Der Bummel durch die Innenstadt wurde schließlich für alle ein sehr abwechslungsreiches Unterfangen. Elke zog zusammen mit Kristin und Karina durch die Geschäfte. Es wurden zahlreiche Dinge angeschaut und zahllose Blusen und Jeans anprobiert, die man letztendlich doch nicht kaufte. Als nach ein paar Stunden die Beine müde wurden, kehrten die drei bei McDonalds ein, um sich zu stärken. Die Mädchen durften sich ihr Wunschmenü aussuchen und Tante Elke bezahlte. Je länger die drei zusammen waren, desto mehr merkten sie, wie gut sie sich verstanden.

Nachdem weitere Geschäfte durchforstet waren, setzten sie sich in ein Straßencafe und bestellten Eis.

Erst am späten Nachmittag kehrten sie wieder nach Hause zurück. Kristin und Karina waren sich einig, dass dieser abwechslungsreiche Bummel mit Elke einfach toll war. Das neue Outlet Center wollten sie sich in den nächsten Tagen vornehmen, denn Elke meinte, dass man dafür einen ganzen Tag braucht.
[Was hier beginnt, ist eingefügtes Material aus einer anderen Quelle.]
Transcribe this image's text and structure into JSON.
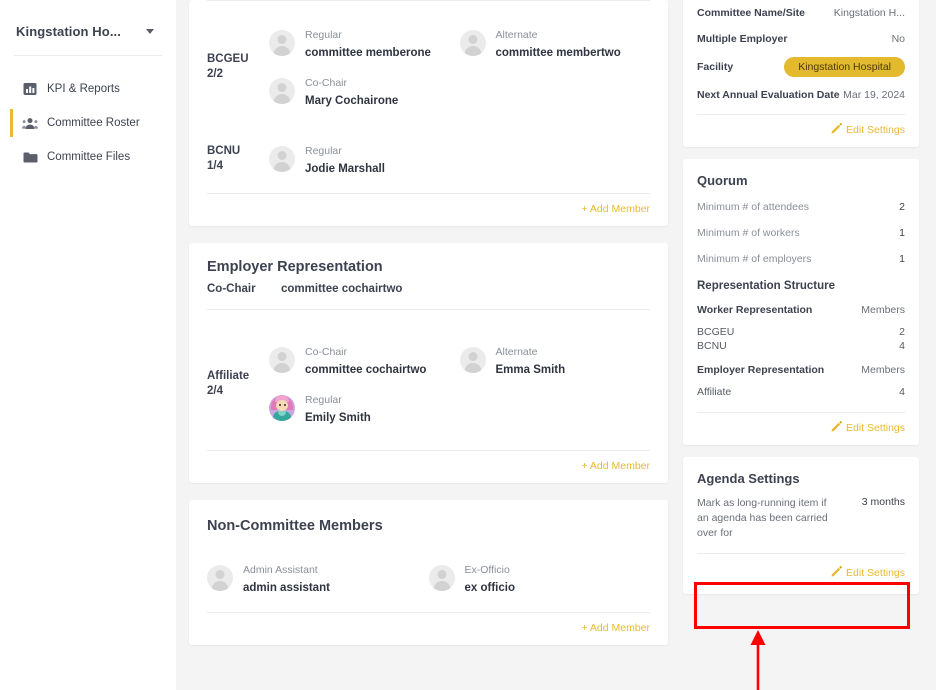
{
  "sidebar": {
    "org_name": "Kingstation Ho...",
    "caret_icon": "chevron-down-icon",
    "items": [
      {
        "label": "KPI & Reports",
        "icon": "bar-chart-icon",
        "active": false
      },
      {
        "label": "Committee Roster",
        "icon": "people-icon",
        "active": true
      },
      {
        "label": "Committee Files",
        "icon": "folder-icon",
        "active": false
      }
    ]
  },
  "worker_card": {
    "groups": [
      {
        "tag_name": "BCGEU",
        "tag_count": "2/2",
        "rows": [
          [
            {
              "role": "Regular",
              "name": "committee memberone",
              "avatar": "placeholder"
            },
            {
              "role": "Alternate",
              "name": "committee membertwo",
              "avatar": "placeholder"
            }
          ],
          [
            {
              "role": "Co-Chair",
              "name": "Mary Cochairone",
              "avatar": "placeholder"
            }
          ]
        ]
      },
      {
        "tag_name": "BCNU",
        "tag_count": "1/4",
        "rows": [
          [
            {
              "role": "Regular",
              "name": "Jodie Marshall",
              "avatar": "placeholder"
            }
          ]
        ]
      }
    ],
    "add_member_label": "+ Add Member"
  },
  "employer_card": {
    "title": "Employer Representation",
    "cochair_label": "Co-Chair",
    "cochair_name": "committee cochairtwo",
    "groups": [
      {
        "tag_name": "Affiliate",
        "tag_count": "2/4",
        "rows": [
          [
            {
              "role": "Co-Chair",
              "name": "committee cochairtwo",
              "avatar": "placeholder"
            },
            {
              "role": "Alternate",
              "name": "Emma Smith",
              "avatar": "placeholder"
            }
          ],
          [
            {
              "role": "Regular",
              "name": "Emily Smith",
              "avatar": "photo"
            }
          ]
        ]
      }
    ],
    "add_member_label": "+ Add Member"
  },
  "noncommittee_card": {
    "title": "Non-Committee Members",
    "members": [
      {
        "role": "Admin Assistant",
        "name": "admin assistant",
        "avatar": "placeholder"
      },
      {
        "role": "Ex-Officio",
        "name": "ex officio",
        "avatar": "placeholder"
      }
    ],
    "add_member_label": "+ Add Member"
  },
  "settings_card": {
    "rows": [
      {
        "label": "Committee Name/Site",
        "value": "Kingstation H..."
      },
      {
        "label": "Multiple Employer",
        "value": "No"
      },
      {
        "label": "Next Annual Evaluation Date",
        "value": "Mar 19, 2024"
      }
    ],
    "facility_label": "Facility",
    "facility_value": "Kingstation Hospital",
    "edit_label": "Edit Settings",
    "edit_icon": "pencil-icon"
  },
  "quorum_card": {
    "title": "Quorum",
    "rows": [
      {
        "label": "Minimum # of attendees",
        "value": "2"
      },
      {
        "label": "Minimum # of workers",
        "value": "1"
      },
      {
        "label": "Minimum # of employers",
        "value": "1"
      }
    ],
    "structure_title": "Representation Structure",
    "worker_heading": "Worker Representation",
    "worker_members_label": "Members",
    "worker_rows": [
      {
        "label": "BCGEU",
        "value": "2"
      },
      {
        "label": "BCNU",
        "value": "4"
      }
    ],
    "employer_heading": "Employer Representation",
    "employer_members_label": "Members",
    "employer_rows": [
      {
        "label": "Affiliate",
        "value": "4"
      }
    ],
    "edit_label": "Edit Settings",
    "edit_icon": "pencil-icon"
  },
  "agenda_card": {
    "title": "Agenda Settings",
    "label": "Mark as long-running item if an agenda has been carried over for",
    "value": "3 months",
    "edit_label": "Edit Settings",
    "edit_icon": "pencil-icon"
  },
  "annotation": {
    "highlight_color": "#ff0000",
    "arrow_icon": "up-arrow-annotation"
  },
  "colors": {
    "accent_gold": "#e8b931",
    "badge_gold": "#e3b92e",
    "text_dark": "#3d4250",
    "text_muted": "#8a8f99",
    "page_bg": "#f4f4f4"
  }
}
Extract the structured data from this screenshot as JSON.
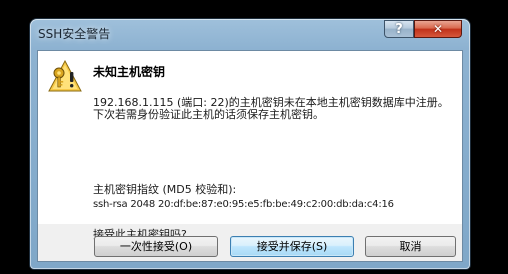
{
  "window": {
    "title": "SSH安全警告",
    "help_label": "?",
    "close_label": "✕"
  },
  "dialog": {
    "heading": "未知主机密钥",
    "message": "192.168.1.115 (端口: 22)的主机密钥未在本地主机密钥数据库中注册。下次若需身份验证此主机的话须保存主机密钥。",
    "fingerprint_label": "主机密钥指纹 (MD5 校验和):",
    "fingerprint_value": "ssh-rsa 2048 20:df:be:87:e0:95:e5:fb:be:49:c2:00:db:da:c4:16",
    "question": "接受此主机密钥吗?",
    "icon": "warning-key-icon"
  },
  "buttons": {
    "accept_once": "一次性接受(O)",
    "accept_save": "接受并保存(S)",
    "cancel": "取消"
  }
}
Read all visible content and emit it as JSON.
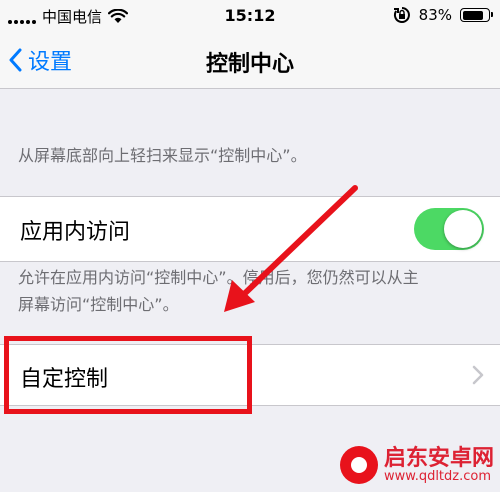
{
  "status_bar": {
    "carrier": "中国电信",
    "time": "15:12",
    "battery_percent": "83%",
    "battery_level": 0.83,
    "icons": [
      "signal-bars-icon",
      "wifi-icon",
      "rotation-lock-icon",
      "battery-icon"
    ]
  },
  "nav": {
    "back_label": "设置",
    "title": "控制中心"
  },
  "section1": {
    "footer": "从屏幕底部向上轻扫来显示“控制中心”。"
  },
  "access_in_apps": {
    "label": "应用内访问",
    "toggle_on": true,
    "toggle_color": "#4cd964",
    "footer_line1": "允许在应用内访问“控制中心”。停用后，您仍然可以从主",
    "footer_line2": "屏幕访问“控制中心”。"
  },
  "customize": {
    "label": "自定控制",
    "chevron": "chevron-right-icon"
  },
  "annotation": {
    "color": "#e8121b"
  },
  "watermark": {
    "title": "启东安卓网",
    "url": "www.qdltdz.com"
  }
}
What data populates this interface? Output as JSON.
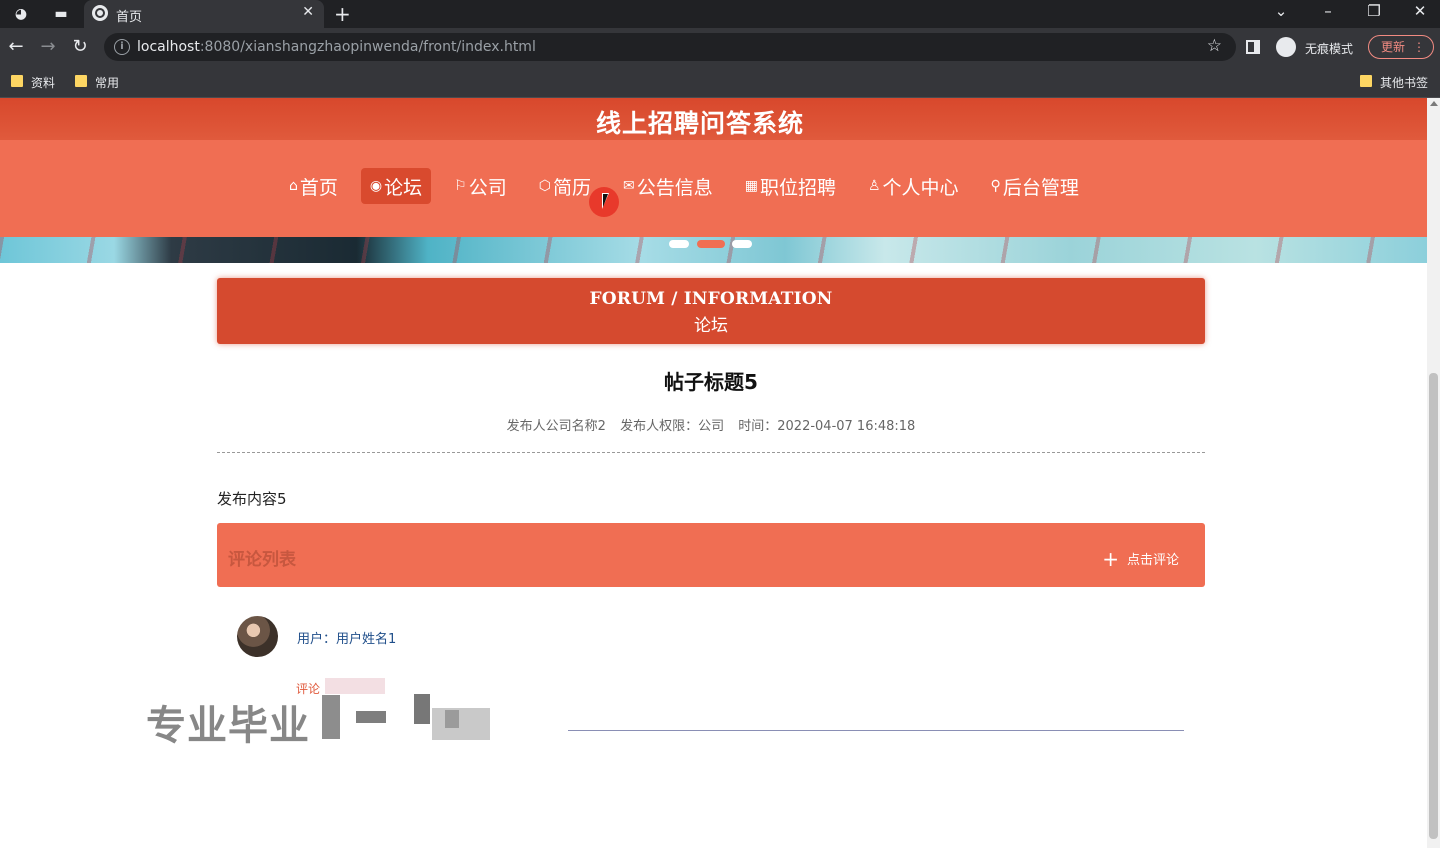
{
  "browser": {
    "tab_title": "首页",
    "url_host": "localhost",
    "url_rest": ":8080/xianshangzhaopinwenda/front/index.html",
    "incognito_label": "无痕模式",
    "update_label": "更新",
    "bookmarks": [
      "资料",
      "常用"
    ],
    "other_bookmarks": "其他书签"
  },
  "site": {
    "title": "线上招聘问答系统",
    "menu": [
      {
        "icon": "⌂",
        "label": "首页"
      },
      {
        "icon": "◉",
        "label": "论坛"
      },
      {
        "icon": "⚐",
        "label": "公司"
      },
      {
        "icon": "⬡",
        "label": "简历"
      },
      {
        "icon": "✉",
        "label": "公告信息"
      },
      {
        "icon": "▦",
        "label": "职位招聘"
      },
      {
        "icon": "♙",
        "label": "个人中心"
      },
      {
        "icon": "⚲",
        "label": "后台管理"
      }
    ],
    "active_menu": "论坛"
  },
  "section": {
    "title_en": "FORUM / INFORMATION",
    "title_cn": "论坛"
  },
  "post": {
    "title": "帖子标题5",
    "publisher": "发布人公司名称2",
    "role": "发布人权限：公司",
    "time": "时间：2022-04-07 16:48:18",
    "content": "发布内容5"
  },
  "comments": {
    "list_title": "评论列表",
    "add_label": "点击评论",
    "items": [
      {
        "user": "用户：用户姓名1",
        "label": "评论"
      }
    ]
  },
  "watermark": "专业毕业"
}
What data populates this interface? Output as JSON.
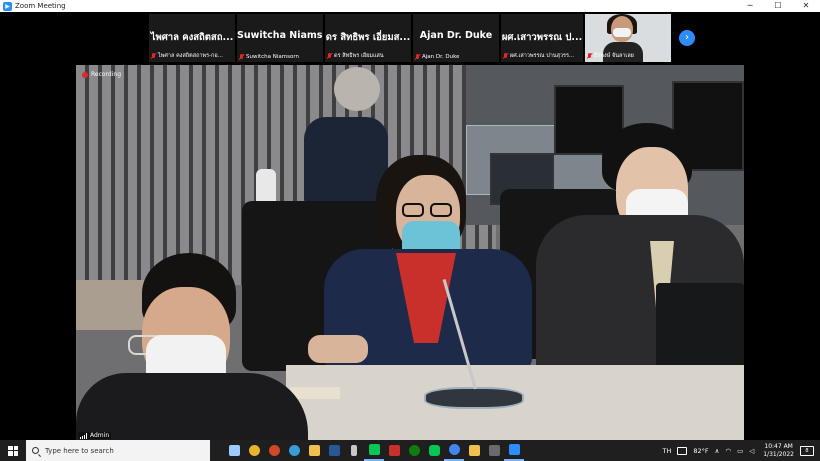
{
  "window": {
    "title": "Zoom Meeting",
    "minimize": "─",
    "maximize": "☐",
    "close": "✕"
  },
  "gallery": {
    "tiles": [
      {
        "big": "ไพศาล คงสถิตสถ...",
        "small": "ไพศาล คงสถิตสถาพร-กอ..."
      },
      {
        "big": "Suwitcha  Niams...",
        "small": "Suwitcha Niamsorn"
      },
      {
        "big": "ดร สิทธิพร เอี่ยมส...",
        "small": "ดร สิทธิพร เอี่ยมแสน"
      },
      {
        "big": "Ajan Dr. Duke",
        "small": "Ajan Dr. Duke"
      },
      {
        "big": "ผศ.เสาวพรรณ ป...",
        "small": "ผศ.เสาวพรรณ ปานสุวรร..."
      }
    ],
    "video_tile_name": "ธีรพงษ์ จันลาเลย",
    "next": "›"
  },
  "main_video": {
    "recording": "Recording",
    "participant": "Admin"
  },
  "taskbar": {
    "search_placeholder": "Type here to search",
    "lang": "TH",
    "temperature": "82°F",
    "time": "10:47 AM",
    "date": "1/31/2022",
    "notifications": "8",
    "colors": {
      "zoom_blue": "#2d8cff",
      "mute_red": "#e02828",
      "taskbar": "#1f1f1f"
    }
  }
}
Kaum waren die Mädchen aus dem Auto gestiegen, begaben sie sich in den Garten. Sie wollten sehen, wie weit die Arbeiten an Thorstens Teich fortgeschritten waren.

Bolle winkte ihnen entgegen, als er sie kommen sah. Er stand in der Vertiefung. Erst als die beiden Mädchen in den Schatten der großen Bäume traten, unter denen Thorsten arbeitete, erkannten sie ihn.

„Bist du etwa schon fertig?“, fragte Nietzi.

„Nein. Es ist wesentlich schwieriger, als ich zunächst angenommen hatte.“ Thorsten deutete auf einen Haufen, der neben dem Loch entstanden war. Dieser Haufen bestand aus Steinen und alten Balken, die er offensichtlich ausgegraben hatte.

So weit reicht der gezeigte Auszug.